A big-picture history of a Berlin divided by postwar ideologies—and barbed wire.
London-based publisher MacGregor brings a useful perspective to his study of divided Berlin by reminding American readers that the Cold War was fought not just by the U.S. and the Soviet Union, but by many allies on both sides—especially, among the occupying powers, the U.K. and France. Checkpoint Charlie, long a metaphor for a carved-up Germany, stood near the boundary of the American and Soviet sectors and became a potent symbol of the struggle between East and West: It was there that American and Soviet tanks held a standoff in 1961 and there where the Berlin Wall rose.
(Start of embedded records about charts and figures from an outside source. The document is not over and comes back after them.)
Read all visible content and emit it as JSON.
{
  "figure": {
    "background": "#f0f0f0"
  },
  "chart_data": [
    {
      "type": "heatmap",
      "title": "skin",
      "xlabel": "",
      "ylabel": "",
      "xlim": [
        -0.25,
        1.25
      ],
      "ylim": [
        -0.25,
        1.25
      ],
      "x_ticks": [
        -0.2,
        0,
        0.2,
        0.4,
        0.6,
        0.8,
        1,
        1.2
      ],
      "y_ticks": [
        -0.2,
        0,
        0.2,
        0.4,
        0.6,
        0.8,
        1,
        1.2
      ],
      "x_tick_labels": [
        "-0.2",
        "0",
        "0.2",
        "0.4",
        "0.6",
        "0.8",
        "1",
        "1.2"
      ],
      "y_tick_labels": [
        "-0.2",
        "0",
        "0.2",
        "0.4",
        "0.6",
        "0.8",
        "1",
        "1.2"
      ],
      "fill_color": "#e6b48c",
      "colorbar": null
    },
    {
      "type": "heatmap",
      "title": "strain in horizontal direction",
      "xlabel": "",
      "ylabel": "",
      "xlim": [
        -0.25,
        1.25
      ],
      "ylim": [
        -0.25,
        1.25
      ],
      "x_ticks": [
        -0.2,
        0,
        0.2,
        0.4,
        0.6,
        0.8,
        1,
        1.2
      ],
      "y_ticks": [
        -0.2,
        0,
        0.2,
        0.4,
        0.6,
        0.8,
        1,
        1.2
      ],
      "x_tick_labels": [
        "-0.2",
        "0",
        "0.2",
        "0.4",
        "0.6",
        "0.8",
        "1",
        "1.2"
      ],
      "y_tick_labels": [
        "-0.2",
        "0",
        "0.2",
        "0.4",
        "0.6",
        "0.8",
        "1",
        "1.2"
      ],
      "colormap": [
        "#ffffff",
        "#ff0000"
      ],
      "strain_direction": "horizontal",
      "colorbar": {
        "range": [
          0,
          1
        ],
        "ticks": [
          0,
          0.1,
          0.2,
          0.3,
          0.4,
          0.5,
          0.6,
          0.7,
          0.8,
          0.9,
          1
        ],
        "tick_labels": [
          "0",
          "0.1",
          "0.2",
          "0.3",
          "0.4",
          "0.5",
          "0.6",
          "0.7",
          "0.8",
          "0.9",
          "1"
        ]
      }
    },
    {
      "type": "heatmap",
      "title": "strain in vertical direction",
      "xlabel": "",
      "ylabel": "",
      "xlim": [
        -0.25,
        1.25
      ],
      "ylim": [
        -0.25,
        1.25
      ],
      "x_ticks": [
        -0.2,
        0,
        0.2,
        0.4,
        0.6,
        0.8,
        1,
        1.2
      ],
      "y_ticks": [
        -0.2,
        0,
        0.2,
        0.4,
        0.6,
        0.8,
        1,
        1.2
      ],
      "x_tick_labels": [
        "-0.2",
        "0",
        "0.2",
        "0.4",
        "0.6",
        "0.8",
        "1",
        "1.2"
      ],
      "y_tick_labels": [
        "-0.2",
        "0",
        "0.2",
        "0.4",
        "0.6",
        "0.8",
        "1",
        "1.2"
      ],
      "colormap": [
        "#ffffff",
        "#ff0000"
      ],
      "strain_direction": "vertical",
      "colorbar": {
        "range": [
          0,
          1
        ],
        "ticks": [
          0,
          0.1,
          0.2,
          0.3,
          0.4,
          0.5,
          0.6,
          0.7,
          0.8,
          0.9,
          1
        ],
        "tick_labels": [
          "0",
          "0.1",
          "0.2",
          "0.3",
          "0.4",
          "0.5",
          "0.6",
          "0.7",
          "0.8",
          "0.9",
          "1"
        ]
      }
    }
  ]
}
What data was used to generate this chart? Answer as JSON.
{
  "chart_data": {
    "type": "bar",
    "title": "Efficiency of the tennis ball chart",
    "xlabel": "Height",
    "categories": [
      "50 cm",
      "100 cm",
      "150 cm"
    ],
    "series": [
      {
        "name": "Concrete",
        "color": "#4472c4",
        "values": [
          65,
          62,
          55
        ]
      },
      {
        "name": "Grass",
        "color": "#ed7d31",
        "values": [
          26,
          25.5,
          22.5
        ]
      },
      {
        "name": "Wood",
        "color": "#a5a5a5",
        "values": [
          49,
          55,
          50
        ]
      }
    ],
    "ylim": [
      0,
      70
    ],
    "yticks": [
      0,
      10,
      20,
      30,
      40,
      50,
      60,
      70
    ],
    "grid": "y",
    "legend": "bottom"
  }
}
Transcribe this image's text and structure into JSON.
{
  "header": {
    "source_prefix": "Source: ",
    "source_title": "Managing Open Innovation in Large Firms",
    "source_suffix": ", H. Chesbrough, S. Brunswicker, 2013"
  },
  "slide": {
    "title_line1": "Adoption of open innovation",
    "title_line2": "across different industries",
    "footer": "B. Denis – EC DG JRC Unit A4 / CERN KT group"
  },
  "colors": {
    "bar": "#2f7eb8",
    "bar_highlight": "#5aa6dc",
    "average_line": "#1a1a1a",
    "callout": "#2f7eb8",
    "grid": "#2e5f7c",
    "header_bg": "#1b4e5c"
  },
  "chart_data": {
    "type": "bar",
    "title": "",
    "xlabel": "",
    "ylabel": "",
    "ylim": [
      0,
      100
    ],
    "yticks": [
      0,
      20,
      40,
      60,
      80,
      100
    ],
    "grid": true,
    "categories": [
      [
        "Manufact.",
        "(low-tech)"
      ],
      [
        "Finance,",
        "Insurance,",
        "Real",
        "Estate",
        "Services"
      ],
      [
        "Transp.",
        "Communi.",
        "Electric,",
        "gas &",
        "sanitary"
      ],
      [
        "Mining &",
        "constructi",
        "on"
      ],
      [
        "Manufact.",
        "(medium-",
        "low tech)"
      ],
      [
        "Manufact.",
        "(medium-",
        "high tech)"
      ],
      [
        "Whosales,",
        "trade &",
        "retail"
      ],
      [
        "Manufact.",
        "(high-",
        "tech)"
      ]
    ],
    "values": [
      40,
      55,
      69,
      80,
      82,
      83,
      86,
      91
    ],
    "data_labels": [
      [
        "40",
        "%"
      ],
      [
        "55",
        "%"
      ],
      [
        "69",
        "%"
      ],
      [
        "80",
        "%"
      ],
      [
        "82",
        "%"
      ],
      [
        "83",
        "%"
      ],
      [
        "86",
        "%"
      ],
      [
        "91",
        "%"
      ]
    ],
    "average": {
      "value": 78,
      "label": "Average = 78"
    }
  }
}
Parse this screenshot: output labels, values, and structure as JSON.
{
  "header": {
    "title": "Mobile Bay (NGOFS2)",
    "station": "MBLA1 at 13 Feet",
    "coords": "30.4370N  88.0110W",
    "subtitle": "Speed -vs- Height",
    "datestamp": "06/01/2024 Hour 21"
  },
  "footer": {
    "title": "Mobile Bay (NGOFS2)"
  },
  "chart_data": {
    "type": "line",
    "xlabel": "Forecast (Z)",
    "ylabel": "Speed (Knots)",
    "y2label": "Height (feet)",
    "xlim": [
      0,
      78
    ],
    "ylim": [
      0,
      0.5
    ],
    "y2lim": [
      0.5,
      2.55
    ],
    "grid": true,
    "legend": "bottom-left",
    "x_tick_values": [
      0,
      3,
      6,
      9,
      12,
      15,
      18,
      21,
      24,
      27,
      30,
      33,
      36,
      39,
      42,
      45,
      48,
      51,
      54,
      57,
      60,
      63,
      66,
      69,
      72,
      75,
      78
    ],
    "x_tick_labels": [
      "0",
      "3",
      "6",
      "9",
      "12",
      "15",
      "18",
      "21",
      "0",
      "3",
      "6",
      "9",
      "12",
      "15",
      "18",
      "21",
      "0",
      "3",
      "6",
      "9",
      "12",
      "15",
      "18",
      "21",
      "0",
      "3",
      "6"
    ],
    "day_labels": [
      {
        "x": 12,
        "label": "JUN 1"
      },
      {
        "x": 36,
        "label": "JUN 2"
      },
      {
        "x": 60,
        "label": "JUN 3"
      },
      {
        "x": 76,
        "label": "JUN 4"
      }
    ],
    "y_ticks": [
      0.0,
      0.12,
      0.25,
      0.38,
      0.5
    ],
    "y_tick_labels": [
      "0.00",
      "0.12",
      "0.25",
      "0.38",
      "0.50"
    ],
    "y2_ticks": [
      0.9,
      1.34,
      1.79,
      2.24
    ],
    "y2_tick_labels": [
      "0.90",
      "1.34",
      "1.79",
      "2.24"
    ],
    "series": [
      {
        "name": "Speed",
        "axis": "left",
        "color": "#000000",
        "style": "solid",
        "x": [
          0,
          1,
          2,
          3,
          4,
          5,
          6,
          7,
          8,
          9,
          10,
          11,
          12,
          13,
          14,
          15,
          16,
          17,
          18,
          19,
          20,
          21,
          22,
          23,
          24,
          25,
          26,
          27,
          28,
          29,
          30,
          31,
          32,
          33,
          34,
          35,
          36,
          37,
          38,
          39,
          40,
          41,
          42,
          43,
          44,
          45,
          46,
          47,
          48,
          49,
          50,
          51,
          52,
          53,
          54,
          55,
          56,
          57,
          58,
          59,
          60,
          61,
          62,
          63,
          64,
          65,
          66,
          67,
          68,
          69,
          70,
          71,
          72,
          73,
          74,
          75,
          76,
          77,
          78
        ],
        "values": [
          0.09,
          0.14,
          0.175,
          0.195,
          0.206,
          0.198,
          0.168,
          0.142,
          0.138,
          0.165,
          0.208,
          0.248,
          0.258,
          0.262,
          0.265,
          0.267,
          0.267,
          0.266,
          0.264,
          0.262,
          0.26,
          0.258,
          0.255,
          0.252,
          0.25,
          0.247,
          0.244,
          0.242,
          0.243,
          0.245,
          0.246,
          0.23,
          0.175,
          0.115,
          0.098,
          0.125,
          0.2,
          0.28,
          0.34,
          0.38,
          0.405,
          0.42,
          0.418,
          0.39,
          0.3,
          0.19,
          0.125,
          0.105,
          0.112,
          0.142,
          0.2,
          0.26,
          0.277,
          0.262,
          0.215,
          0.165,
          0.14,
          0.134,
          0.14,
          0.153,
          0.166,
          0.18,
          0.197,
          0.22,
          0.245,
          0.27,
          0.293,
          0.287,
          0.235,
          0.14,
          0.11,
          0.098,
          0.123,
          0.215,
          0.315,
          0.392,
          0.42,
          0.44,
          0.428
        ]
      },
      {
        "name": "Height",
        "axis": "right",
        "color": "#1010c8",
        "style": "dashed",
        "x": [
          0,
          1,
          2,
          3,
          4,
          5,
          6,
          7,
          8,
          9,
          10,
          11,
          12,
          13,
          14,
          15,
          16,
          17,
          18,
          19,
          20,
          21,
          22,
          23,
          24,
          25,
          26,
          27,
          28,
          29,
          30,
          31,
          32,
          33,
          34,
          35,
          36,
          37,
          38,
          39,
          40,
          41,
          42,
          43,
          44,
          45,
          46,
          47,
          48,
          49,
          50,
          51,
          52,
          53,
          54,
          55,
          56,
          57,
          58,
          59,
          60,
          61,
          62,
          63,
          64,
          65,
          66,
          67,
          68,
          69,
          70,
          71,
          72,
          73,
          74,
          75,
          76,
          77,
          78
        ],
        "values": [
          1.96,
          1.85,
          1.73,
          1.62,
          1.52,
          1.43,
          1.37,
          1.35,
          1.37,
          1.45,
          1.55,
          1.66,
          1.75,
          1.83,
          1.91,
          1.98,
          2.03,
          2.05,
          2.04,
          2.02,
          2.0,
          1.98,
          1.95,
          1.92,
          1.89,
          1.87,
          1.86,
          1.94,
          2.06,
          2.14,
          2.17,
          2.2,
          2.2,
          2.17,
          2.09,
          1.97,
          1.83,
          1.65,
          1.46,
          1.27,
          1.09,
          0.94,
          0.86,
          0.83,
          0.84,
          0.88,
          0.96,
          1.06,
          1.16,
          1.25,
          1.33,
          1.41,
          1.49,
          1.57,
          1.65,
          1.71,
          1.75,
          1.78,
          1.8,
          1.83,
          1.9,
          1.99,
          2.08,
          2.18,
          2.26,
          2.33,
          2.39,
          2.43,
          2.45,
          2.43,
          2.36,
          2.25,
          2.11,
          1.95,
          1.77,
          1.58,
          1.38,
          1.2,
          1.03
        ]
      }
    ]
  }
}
At the beginning, the author observes that the division of Germany into communist and noncommunist parts helped create a buffer zone that, foremost, protected the Soviet Union from overland attack. It also created two very different nations, one wealthy and one desperately poor; when reunited in 1990, the weak economy of East Germany fell apart. As noted by a German journalist the author interviewed, “too many East Germans lost their jobs and their confidence in this new order. That is one of the reasons, in my opinion, for the rise of the Neo-Nazi movements in East Germany today.” There is little of the gripping thriller in MacGregor’s sober account, with its specific details of such things as the exact configuration of the no-man’s land between East and West, with its “3.6-meter-high Grenzwall” and “BT-11 guard tower, manned 24/7 by teams of 2-5 with clear fields of fire” and the rotational schedule of the U.S. Berlin Brigade. Yet there are plenty of human-interest stories as well, such as MacGregor’s portrait of the Greek-born cantor who helped rebuild the city’s tiny surviving Jewish community and who “seemed to float between the two halves of the city pre-1961."
Cold War Berlin is already well documented, but MacGregor writes with depth and precision of events that still reverberate.